# Download path of a source tarball



## darksky (May 7, 2016)

Hello.  I am interested in downloading a source tarball of some ssl-admin which can be build from ports but am unsure how to find one.

https://www.freshports.org/security/ssl-admin

There I found a link to the upstream source under the "WWW" section but I find myself unsure how to locate a source tarball.  My goal is to build this on Linux, not FreeBSD.  Thank you.


----------



## tobik@ (May 7, 2016)

Hello, this requires that you're running FreeBSD and have the ports tree installed. Running `make -C /usr/ports/security/ssl-admin fetch-url-list` will give you a list of URLs the port will try to download the tarball from.

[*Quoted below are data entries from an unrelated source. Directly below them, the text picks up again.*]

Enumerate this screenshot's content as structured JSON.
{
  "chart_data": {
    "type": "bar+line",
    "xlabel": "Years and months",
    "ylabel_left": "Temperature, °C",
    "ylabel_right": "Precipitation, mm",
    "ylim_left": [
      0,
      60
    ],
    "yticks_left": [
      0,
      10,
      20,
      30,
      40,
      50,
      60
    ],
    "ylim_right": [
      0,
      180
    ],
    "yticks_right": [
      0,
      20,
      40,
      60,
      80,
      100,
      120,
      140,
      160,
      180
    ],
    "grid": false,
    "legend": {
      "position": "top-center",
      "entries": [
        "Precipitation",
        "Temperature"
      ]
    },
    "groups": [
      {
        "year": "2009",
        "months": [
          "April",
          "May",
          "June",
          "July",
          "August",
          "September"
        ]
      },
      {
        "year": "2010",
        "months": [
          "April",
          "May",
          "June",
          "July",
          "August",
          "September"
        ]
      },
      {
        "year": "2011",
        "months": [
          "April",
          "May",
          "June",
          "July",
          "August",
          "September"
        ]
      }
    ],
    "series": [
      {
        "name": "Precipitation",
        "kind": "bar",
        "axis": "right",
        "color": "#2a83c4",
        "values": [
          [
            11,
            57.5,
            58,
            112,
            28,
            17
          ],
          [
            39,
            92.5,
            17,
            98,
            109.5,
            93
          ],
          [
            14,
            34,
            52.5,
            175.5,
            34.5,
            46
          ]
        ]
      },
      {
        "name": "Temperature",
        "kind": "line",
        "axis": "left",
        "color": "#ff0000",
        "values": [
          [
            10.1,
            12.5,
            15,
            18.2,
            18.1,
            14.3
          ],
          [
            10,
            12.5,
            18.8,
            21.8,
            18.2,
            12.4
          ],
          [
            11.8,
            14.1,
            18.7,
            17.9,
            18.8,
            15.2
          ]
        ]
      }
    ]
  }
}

For security/ssl-admin these are:
ftp://ftp.secure-computing.net/pub/FreeBSD/ports/ssl-admin/ssl-admin-1.2.1.tar.xz
ftp://ftp2.secure-computing.net/pub/FreeBSD/ports/ssl-admin/ssl-admin-1.2.1.tar.xz 
http://distcache.FreeBSD.org/ports-distfiles/ssl-admin-1.2.1.tar.xz


----------



## zirias@ (May 7, 2016)

Assuming you're not running FreeBSD, so you can't just do `make fetch` to download them: normally, the project's web page should present you downloads, but this depends on the upstream project of course. As you already linked to freshports, you will see the download locations there under "Master Sites". These are only the base paths, you might get an index navigating there, if not, you should have a look at the port's Makefile to see what variables like PORTVERSION, DISTNAME etc are set to and determine the filename yourself, see the Porter's Handbook on distfiles.


----------



## darksky (May 7, 2016)

tobik - Thank you ... I found both ftp links but neither worked for me whereas the distcache http link you provided did.


----------